BP, Orsted reach deal over overlap of UK Endurance CCS, Hornsea windfarm sites

LONDON (Reuters) – BP and Orsted have resolved a dispute over an overlapping zone in the UK North Sea between the BP-led Endurance carbon capture project and the Danish firm’s planned Hornsea 4 windfarm, the companies said in a letter published by UK authorities.

Britain granted preliminary licences for both proposed projects more than a decade ago, when an overlap of about 110 sq km on the sea floor was not seen as posing an insurmountable obstacle to either technology.

At the heart of the issue is the risk of boats used to monitor carbon leaks colliding with wind turbines fixed to the sea floor.

In previous documents, BP said it was unwilling to switch to a costlier boat-free monitoring system and Orsted said it was unwilling to cede territory, with both saying such concessions would hit their commercial prospects.

“Orsted and BP confirm that a commercial agreement has been reached,” Orsted and BP said in a letter published on Monday on the British government infrastructure planning permit website for Hornsea 4.

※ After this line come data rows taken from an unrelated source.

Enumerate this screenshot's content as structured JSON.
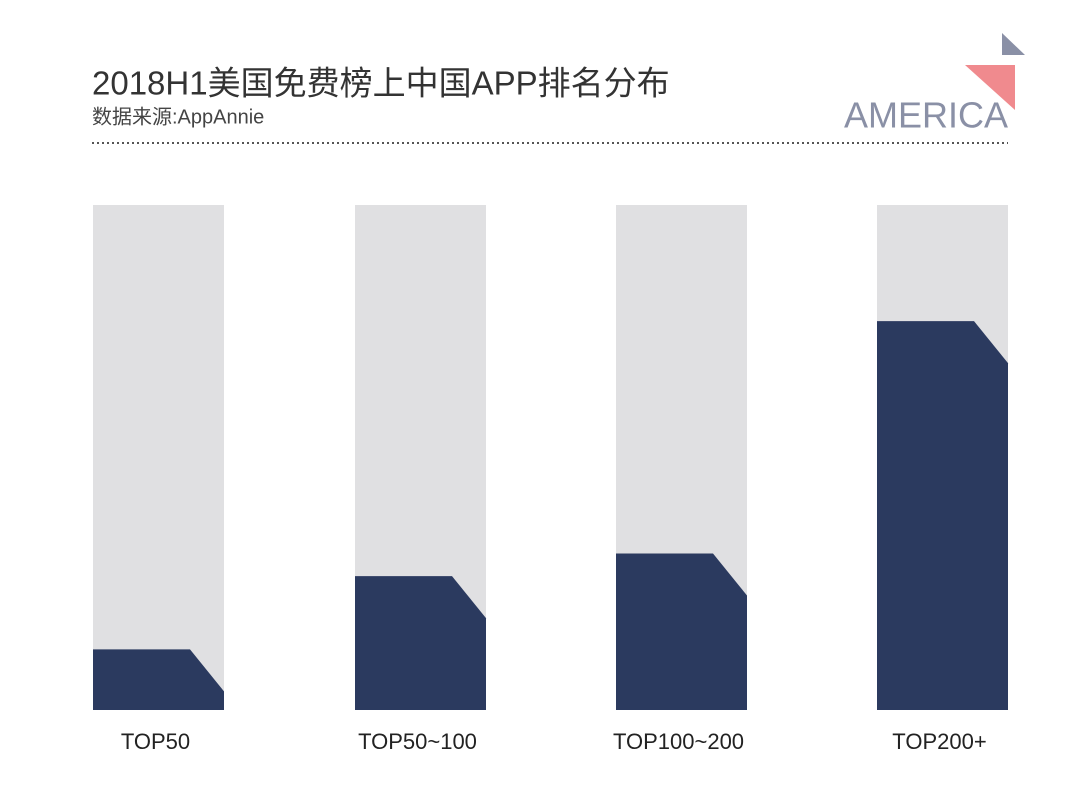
{
  "chart_data": {
    "type": "bar",
    "title": "2018H1美国免费榜上中国APP排名分布",
    "subtitle": "数据来源:AppAnnie",
    "brand": "AMERICA",
    "categories": [
      "TOP50",
      "TOP50~100",
      "TOP100~200",
      "TOP200+"
    ],
    "values": [
      12,
      26.5,
      31,
      77
    ],
    "ylim": [
      0,
      100
    ],
    "color": "#2b3a5f",
    "track_color": "#e0e0e2"
  }
}
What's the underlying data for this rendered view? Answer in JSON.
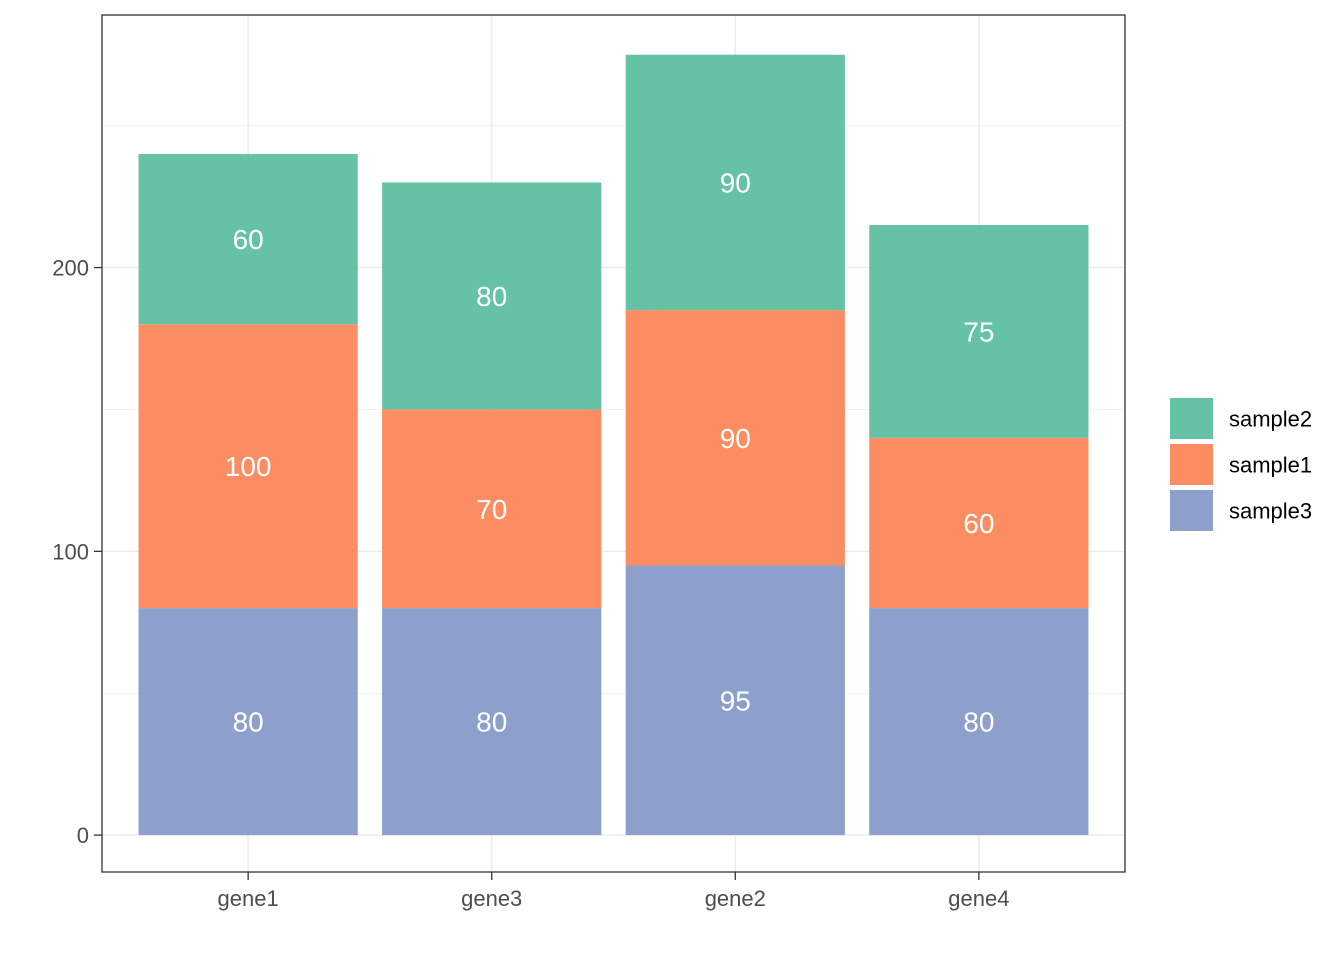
{
  "chart_data": {
    "type": "bar",
    "stacked": true,
    "title": "",
    "xlabel": "",
    "ylabel": "",
    "categories": [
      "gene1",
      "gene3",
      "gene2",
      "gene4"
    ],
    "ylim": [
      -13,
      289
    ],
    "y_ticks": [
      0,
      100,
      200
    ],
    "grid": true,
    "legend_position": "right",
    "series": [
      {
        "name": "sample3",
        "color": "#8DA0CB",
        "values": [
          80,
          80,
          95,
          80
        ]
      },
      {
        "name": "sample1",
        "color": "#FC8D62",
        "values": [
          100,
          70,
          90,
          60
        ]
      },
      {
        "name": "sample2",
        "color": "#66C2A5",
        "values": [
          60,
          80,
          90,
          75
        ]
      }
    ],
    "legend_order": [
      "sample2",
      "sample1",
      "sample3"
    ],
    "data_labels": true,
    "label_color": "#FFFFFF"
  }
}
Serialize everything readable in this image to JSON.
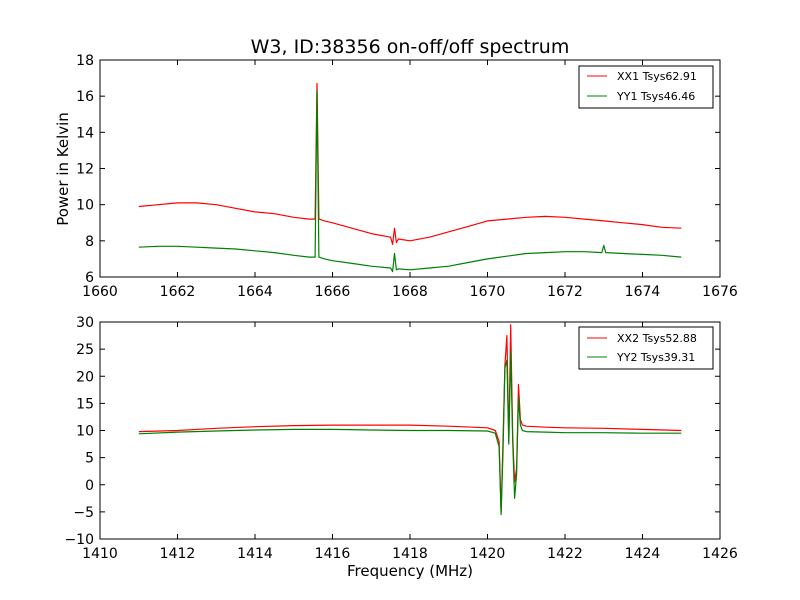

“BP has no remaining objection to the Hornsea Four … application and agrees to withdraw any and all prior representations made in relation to the Hornsea 4.”

They did not elaborate on details of the “commercial” agreement.

BP was pleased to have reached a positive outcome, a spokesperson said.

An Orsted spokesperson said: “We have worked constructively with BP, the Crown Estate and other stakeholders for over two years to find a pragmatic solution that will secure the future of both projects.”

“Now that an agreement has been reached, we await the determination from the secretary of state on planning consent which is expected on July 12.”

Endurance’s capacity alone could account for at least half of the 20 million to 30 million metric tons of CO2 Britain aims to capture a year by 2030.

The windfarm’s planned capacity of 2.6 gigawatts (GW) would help Britain move towards its goal of increasing offshore wind capacity from 11 GW in 2021 to 50 GW by 2030.

“It remains clear that a long-term solution to co-location needs to be found in order to safeguard future offshore projects … If we are to meet the UKs ambitions for 2030 and beyond, it’s vital that offshore wind projects are deployed sensitively, sustainably and without delay,” the Orsted spokesperson said.